PYRASER CLASSIC ROCK NIGHT – Sommer, Sonne, Bier und Heavy Metal


Die Pyraser Classic Rock Night hat in diesem Jahr am Samstag, den 28.07.2018 ihr Jubiläum gefeiert. Bereits zum zehnten Mal öffnete die kleine Brauerei in Pyras ihren Gutshof für die Anhänger der härteren Klänge. Denn nichts passt besser zusammen als eine eiskalte Hopfenschorle und fetter Rock.

Die Temperatur und die Feierlaune der Fans betrug gefühlte 666 Grad. Bier und andere Getränke flossen in Strömen und bescherten der Brauerei wohl den Großteil des Jahresumsatzes. Biertische und -bänke sowie Sonnenschirme gab es zuhauf, so dass jeder ein schattiges Plätzchen finden konnte. Und auch für das leibliche Wohl war bestens gesorgt.
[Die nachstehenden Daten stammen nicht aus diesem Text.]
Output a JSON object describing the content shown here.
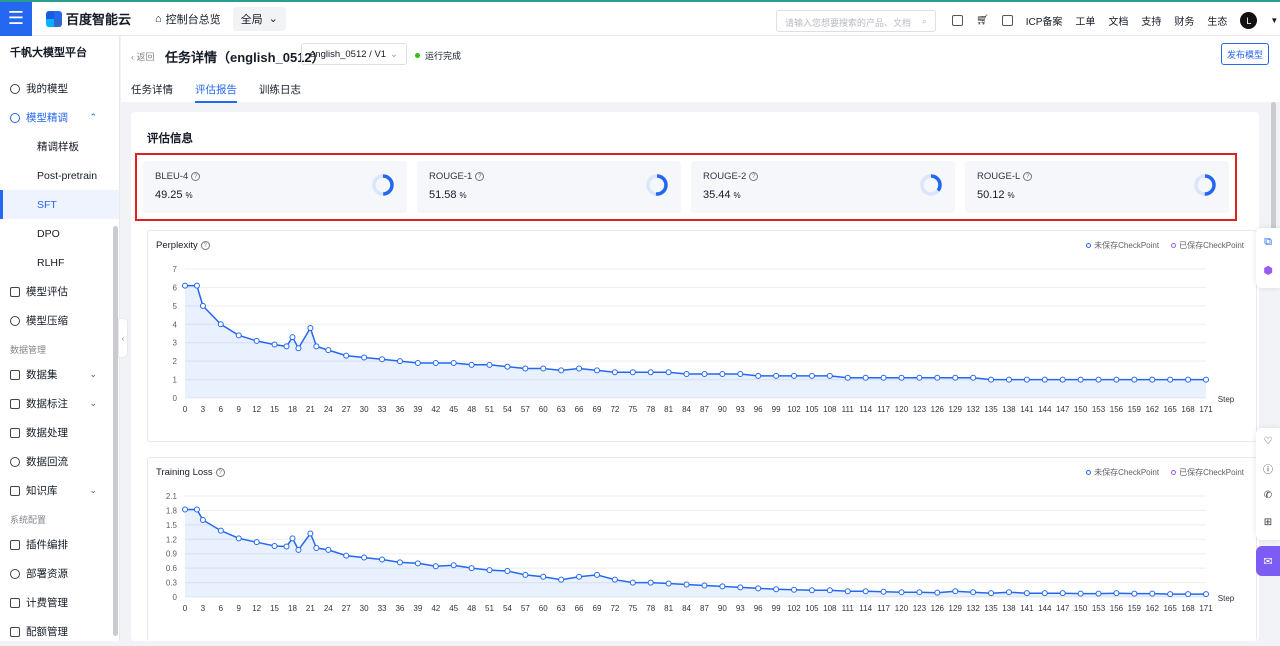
{
  "topbar": {
    "brand": "百度智能云",
    "console": "控制台总览",
    "region": "全局",
    "search_placeholder": "请输入您想要搜索的产品、文档",
    "links": [
      "ICP备案",
      "工单",
      "文档",
      "支持",
      "财务",
      "生态"
    ],
    "avatar": "L"
  },
  "sidebar": {
    "title": "千帆大模型平台",
    "items_top": [
      {
        "label": "我的模型",
        "icon": "model-icon"
      }
    ],
    "tuning": {
      "label": "模型精调",
      "children": [
        "精调样板",
        "Post-pretrain",
        "SFT",
        "DPO",
        "RLHF"
      ],
      "active": "SFT"
    },
    "items_mid": [
      {
        "label": "模型评估",
        "icon": "evaluate-icon"
      },
      {
        "label": "模型压缩",
        "icon": "compress-icon"
      }
    ],
    "group_data": "数据管理",
    "data_items": [
      {
        "label": "数据集",
        "chevron": true
      },
      {
        "label": "数据标注",
        "chevron": true
      },
      {
        "label": "数据处理",
        "chevron": false
      },
      {
        "label": "数据回流",
        "chevron": false
      },
      {
        "label": "知识库",
        "chevron": true
      }
    ],
    "group_system": "系统配置",
    "system_items": [
      {
        "label": "插件编排"
      },
      {
        "label": "部署资源"
      },
      {
        "label": "计费管理"
      },
      {
        "label": "配额管理"
      }
    ]
  },
  "header": {
    "back": "返回",
    "title": "任务详情（english_0512）",
    "version": "english_0512 / V1",
    "status": "运行完成",
    "publish": "发布模型",
    "tabs": [
      "任务详情",
      "评估报告",
      "训练日志"
    ],
    "active_tab": 1
  },
  "eval": {
    "title": "评估信息",
    "metrics": [
      {
        "name": "BLEU-4",
        "value": "49.25",
        "unit": "%",
        "fraction": 0.4925
      },
      {
        "name": "ROUGE-1",
        "value": "51.58",
        "unit": "%",
        "fraction": 0.5158
      },
      {
        "name": "ROUGE-2",
        "value": "35.44",
        "unit": "%",
        "fraction": 0.3544
      },
      {
        "name": "ROUGE-L",
        "value": "50.12",
        "unit": "%",
        "fraction": 0.5012
      }
    ]
  },
  "legend": {
    "unsaved": "未保存CheckPoint",
    "saved": "已保存CheckPoint"
  },
  "colors": {
    "primary": "#2468f2",
    "saved": "#9b5cf2",
    "alert": "#e02020"
  },
  "chart_data": [
    {
      "type": "line",
      "title": "Perplexity",
      "xlabel": "Step",
      "ylim": [
        0,
        7
      ],
      "yticks": [
        0,
        1,
        2,
        3,
        4,
        5,
        6,
        7
      ],
      "x": [
        0,
        2,
        3,
        6,
        9,
        12,
        15,
        17,
        18,
        19,
        21,
        22,
        24,
        27,
        30,
        33,
        36,
        39,
        42,
        45,
        48,
        51,
        54,
        57,
        60,
        63,
        66,
        69,
        72,
        75,
        78,
        81,
        84,
        87,
        90,
        93,
        96,
        99,
        102,
        105,
        108,
        111,
        114,
        117,
        120,
        123,
        126,
        129,
        132,
        135,
        138,
        141,
        144,
        147,
        150,
        153,
        156,
        159,
        162,
        165,
        168,
        171
      ],
      "series": [
        {
          "values": [
            6.1,
            6.1,
            5.0,
            4.0,
            3.4,
            3.1,
            2.9,
            2.8,
            3.3,
            2.7,
            3.8,
            2.8,
            2.6,
            2.3,
            2.2,
            2.1,
            2.0,
            1.9,
            1.9,
            1.9,
            1.8,
            1.8,
            1.7,
            1.6,
            1.6,
            1.5,
            1.6,
            1.5,
            1.4,
            1.4,
            1.4,
            1.4,
            1.3,
            1.3,
            1.3,
            1.3,
            1.2,
            1.2,
            1.2,
            1.2,
            1.2,
            1.1,
            1.1,
            1.1,
            1.1,
            1.1,
            1.1,
            1.1,
            1.1,
            1.0,
            1.0,
            1.0,
            1.0,
            1.0,
            1.0,
            1.0,
            1.0,
            1.0,
            1.0,
            1.0,
            1.0,
            1.0
          ]
        }
      ]
    },
    {
      "type": "line",
      "title": "Training Loss",
      "xlabel": "Step",
      "ylim": [
        0,
        2.1
      ],
      "yticks": [
        0,
        0.3,
        0.6,
        0.9,
        1.2,
        1.5,
        1.8,
        2.1
      ],
      "x": [
        0,
        2,
        3,
        6,
        9,
        12,
        15,
        17,
        18,
        19,
        21,
        22,
        24,
        27,
        30,
        33,
        36,
        39,
        42,
        45,
        48,
        51,
        54,
        57,
        60,
        63,
        66,
        69,
        72,
        75,
        78,
        81,
        84,
        87,
        90,
        93,
        96,
        99,
        102,
        105,
        108,
        111,
        114,
        117,
        120,
        123,
        126,
        129,
        132,
        135,
        138,
        141,
        144,
        147,
        150,
        153,
        156,
        159,
        162,
        165,
        168,
        171
      ],
      "series": [
        {
          "values": [
            1.82,
            1.82,
            1.6,
            1.38,
            1.22,
            1.14,
            1.06,
            1.05,
            1.22,
            0.98,
            1.32,
            1.02,
            0.98,
            0.86,
            0.82,
            0.78,
            0.72,
            0.7,
            0.64,
            0.66,
            0.6,
            0.56,
            0.54,
            0.46,
            0.42,
            0.36,
            0.42,
            0.46,
            0.36,
            0.3,
            0.3,
            0.28,
            0.26,
            0.24,
            0.22,
            0.2,
            0.18,
            0.16,
            0.15,
            0.14,
            0.14,
            0.12,
            0.12,
            0.11,
            0.1,
            0.1,
            0.09,
            0.12,
            0.1,
            0.08,
            0.1,
            0.08,
            0.08,
            0.08,
            0.07,
            0.07,
            0.08,
            0.07,
            0.07,
            0.06,
            0.06,
            0.06
          ]
        }
      ]
    }
  ],
  "x_tick_labels": [
    "0",
    "3",
    "6",
    "9",
    "12",
    "15",
    "18",
    "21",
    "24",
    "27",
    "30",
    "33",
    "36",
    "39",
    "42",
    "45",
    "48",
    "51",
    "54",
    "57",
    "60",
    "63",
    "66",
    "69",
    "72",
    "75",
    "78",
    "81",
    "84",
    "87",
    "90",
    "93",
    "96",
    "99",
    "102",
    "105",
    "108",
    "111",
    "114",
    "117",
    "120",
    "123",
    "126",
    "129",
    "132",
    "135",
    "138",
    "141",
    "144",
    "147",
    "150",
    "153",
    "156",
    "159",
    "162",
    "165",
    "168",
    "171"
  ]
}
Neben dem leckeren Gerstensaft war es wohl das diesjährige Line-up, welches den Veranstalter schon im Vorfeld ausverkauftes Haus vermelden ließ. Eine gelungene Mischung aus melodischem Hardrock von Crystal Ball oder Mr. Big und Heavy Metal der NWoBHM-Legenden von Saxon ließen die Herzen der Fans höherschlagen.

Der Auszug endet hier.